From 039d783db5ed14a5eabadb3177c800697afec39d Mon Sep 17 00:00:00 2001
From: Qiao Longfei <qiaolongfei@baidu.com>
Date: Mon, 18 Mar 2019 13:35:37 +0800
Subject: [PATCH] change communicator_recv_wait_ms to
 communicator_max_send_grad_num_before_recv

---
 .../operators/distributed/communicator.cc     | 23 ++++++++++++++-----
 .../operators/distributed/communicator.h      |  2 ++
 python/paddle/fluid/__init__.py               |  2 +-
 3 files changed, 20 insertions(+), 7 deletions(-)
diff --git a/paddle/fluid/operators/distributed/communicator.cc b/paddle/fluid/operators/distributed/communicator.cc
index 3661c2763..eba18c677 100644
--- a/paddle/fluid/operators/distributed/communicator.cc
+++ b/paddle/fluid/operators/distributed/communicator.cc
@@ -29,7 +29,8 @@ DEFINE_bool(communicator_independent_recv_thread, true,
             "use an independent to recv vars from parameter server");
 DEFINE_int32(communicator_send_queue_size, 20,
              "queue size to recv gradient before send");
-DEFINE_int32(communicator_recv_wait_ms, 200, "wait time between each recv");
+DEFINE_int32(communicator_max_send_grad_num_before_recv, 20,
+             "max grad num to send before recv parameters");
 DEFINE_int32(communicator_thread_pool_size, 5, "thread num to do send or recv");
 DEFINE_int32(communicator_max_merge_var_num, 20,
              "max var num to merge and send");
@@ -60,7 +61,8 @@ Communicator::Communicator(const RpcCtxMap &send_varname_to_ctx,
           << FLAGS_communicator_independent_recv_thread;
   VLOG(0) << "communicator_send_queue_size: "

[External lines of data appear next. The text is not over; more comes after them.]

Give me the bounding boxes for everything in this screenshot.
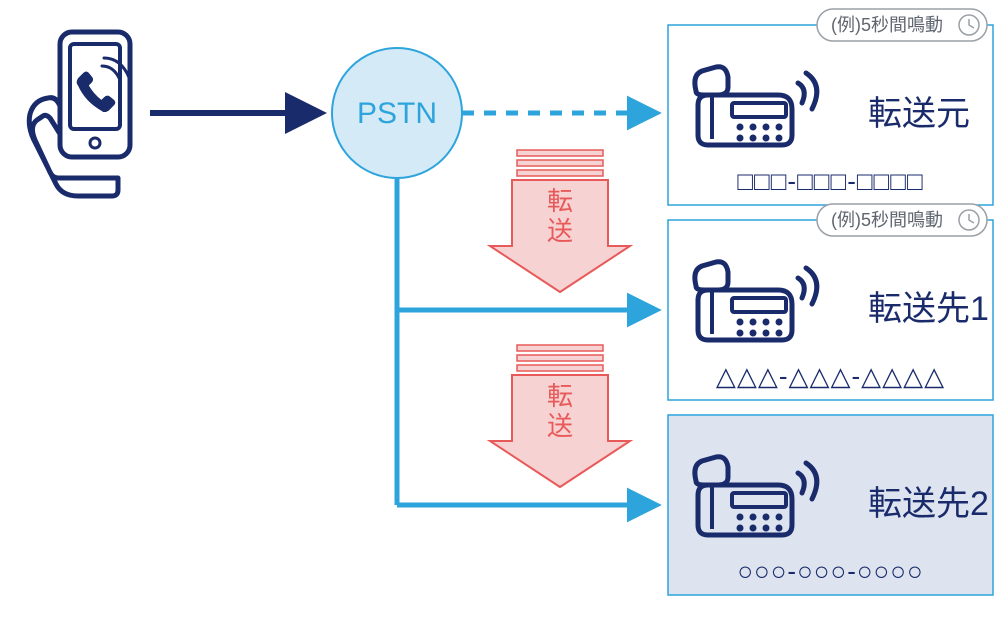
destination-box-1: 転送先1 △△△-△△△-△△△△ (例)5秒間鳴動 — [668, 204, 993, 400]
destination-code-0: □□□-□□□-□□□□ — [737, 166, 923, 196]
destination-title-2: 転送先2 — [868, 485, 989, 523]
destination-title-1: 転送先1 — [868, 290, 989, 328]
svg-text:転: 転 — [547, 186, 573, 216]
transfer-arrow: 転送 — [490, 150, 630, 292]
destination-box-2: 転送先2 ○○○-○○○-○○○○ — [668, 415, 993, 595]
destination-title-0: 転送元 — [868, 95, 970, 133]
ring-duration-label-1: (例)5秒間鳴動 — [831, 210, 943, 230]
pstn-label: PSTN — [357, 97, 437, 130]
caller-phone-icon — [29, 32, 130, 196]
svg-text:転: 転 — [547, 381, 573, 411]
transfer-arrow: 転送 — [490, 345, 630, 487]
ring-duration-label-0: (例)5秒間鳴動 — [831, 15, 943, 35]
destination-code-2: ○○○-○○○-○○○○ — [737, 556, 923, 586]
svg-text:送: 送 — [547, 411, 573, 441]
destination-code-1: △△△-△△△-△△△△ — [716, 361, 945, 391]
diagram-root: PSTN 転送元 □□□-□□□-□□□□ (例)5秒間鳴動転送先1 △△△-△△△-△… — [0, 0, 1000, 622]
destination-box-0: 転送元 □□□-□□□-□□□□ (例)5秒間鳴動 — [668, 9, 993, 205]
svg-text:送: 送 — [547, 216, 573, 246]
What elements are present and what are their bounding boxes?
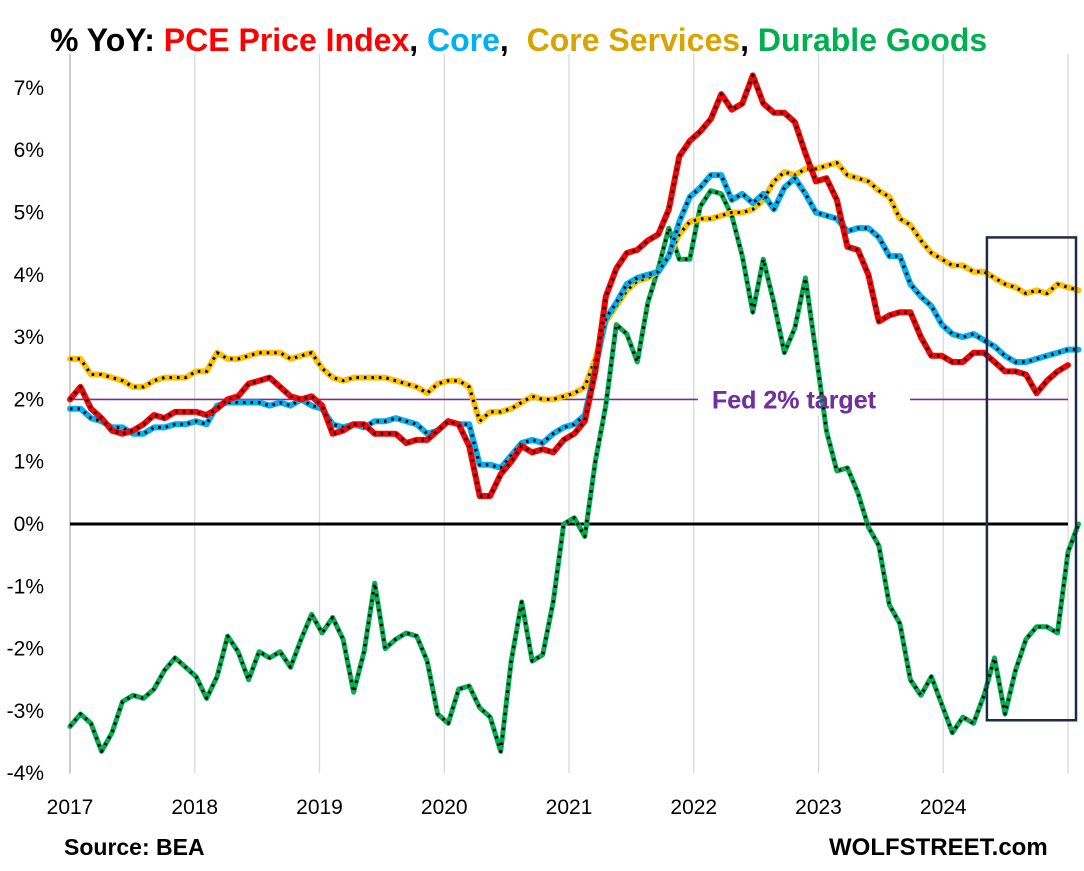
- series-line-durable: [67, 188, 1081, 754]
- x-tick-label: 2020: [421, 796, 468, 819]
- y-tick-label: 4%: [14, 264, 44, 287]
- y-tick-label: 3%: [14, 326, 44, 349]
- series-line-services: [67, 159, 1082, 425]
- y-tick-label: -2%: [7, 638, 44, 661]
- target-label-front: Fed 2% target: [712, 386, 877, 414]
- y-tick-label: 5%: [14, 202, 44, 225]
- source-note: Source: BEA: [64, 834, 205, 860]
- title-sep-1: ,: [409, 22, 428, 58]
- x-tick-label: 2019: [296, 796, 343, 819]
- x-tick-label: 2022: [670, 796, 717, 819]
- title-durable: Durable Goods: [757, 22, 988, 58]
- x-tick-label: 2021: [546, 796, 593, 819]
- y-tick-label: -4%: [7, 762, 44, 785]
- x-tick-label: 2017: [47, 796, 94, 819]
- x-tick-label: 2024: [920, 796, 967, 819]
- y-tick-label: 6%: [14, 139, 44, 162]
- title-sep-2: ,: [499, 22, 527, 58]
- chart-title: % YoY: PCE Price Index, Core, Core Servi…: [50, 22, 987, 59]
- series-dots-core: [70, 173, 1079, 470]
- title-sep-3: ,: [740, 22, 758, 58]
- title-services: Core Services: [526, 22, 741, 58]
- y-tick-label: -3%: [7, 700, 44, 723]
- title-prefix: % YoY:: [50, 22, 164, 58]
- brand-label: WOLFSTREET.com: [829, 834, 1048, 861]
- series-dots-durable: [68, 189, 1080, 753]
- x-tick-label: 2023: [795, 796, 842, 819]
- y-tick-label: 0%: [14, 513, 44, 536]
- x-tick-label: 2018: [171, 796, 218, 819]
- y-tick-label: 2%: [14, 388, 44, 411]
- y-tick-label: 7%: [14, 77, 44, 100]
- highlight-box: [985, 236, 1078, 722]
- y-tick-label: -1%: [7, 575, 44, 598]
- series-line-pce: [67, 72, 1071, 499]
- title-core: Core: [427, 22, 500, 58]
- target-label: Fed 2% target: [712, 386, 877, 414]
- target-label-bg: [698, 381, 910, 416]
- series-dots-services: [70, 161, 1079, 423]
- title-pce: PCE Price Index: [163, 22, 410, 58]
- y-tick-label: 1%: [14, 451, 44, 474]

           << FLAGS_communicator_send_queue_size;
-  VLOG(0) << "communicator_recv_wait_ms: " << FLAGS_communicator_recv_wait_ms;
+  VLOG(0) << "communicator_max_send_grad_num_before_recv: "
+          << FLAGS_communicator_max_send_grad_num_before_recv;
   VLOG(0) << "communicator_thread_pool_size: "
           << FLAGS_communicator_thread_pool_size;
   VLOG(0) << "communicator_max_merge_var_num: "
@@ -102,6 +104,10 @@ void Communicator::SendThread() {
           while (var_queue->Size() > 0 &&
                  merged_var_num < FLAGS_communicator_max_merge_var_num) {
             vars.push_back(var_queue->Pop());
+            // only count the send number of the first var
+            if (var_name == send_varname_to_queue_.begin()->first) {
+              grad_num_.fetch_add(1, std::memory_order_relaxed);
+            }
             merged_var_num++;
           }
           auto before_merge = GetCurrentUS();
@@ -129,7 +135,7 @@ void Communicator::SendThread() {
     }
     auto after_run_send_graph = GetCurrentUS();
     auto send_graph_use_time = after_run_send_graph - before_run_send_graph;
-    if (send_graph_use_time > 10) {
+    if (send_graph_use_time > 100) {
       VLOG(1) << "run send graph use time "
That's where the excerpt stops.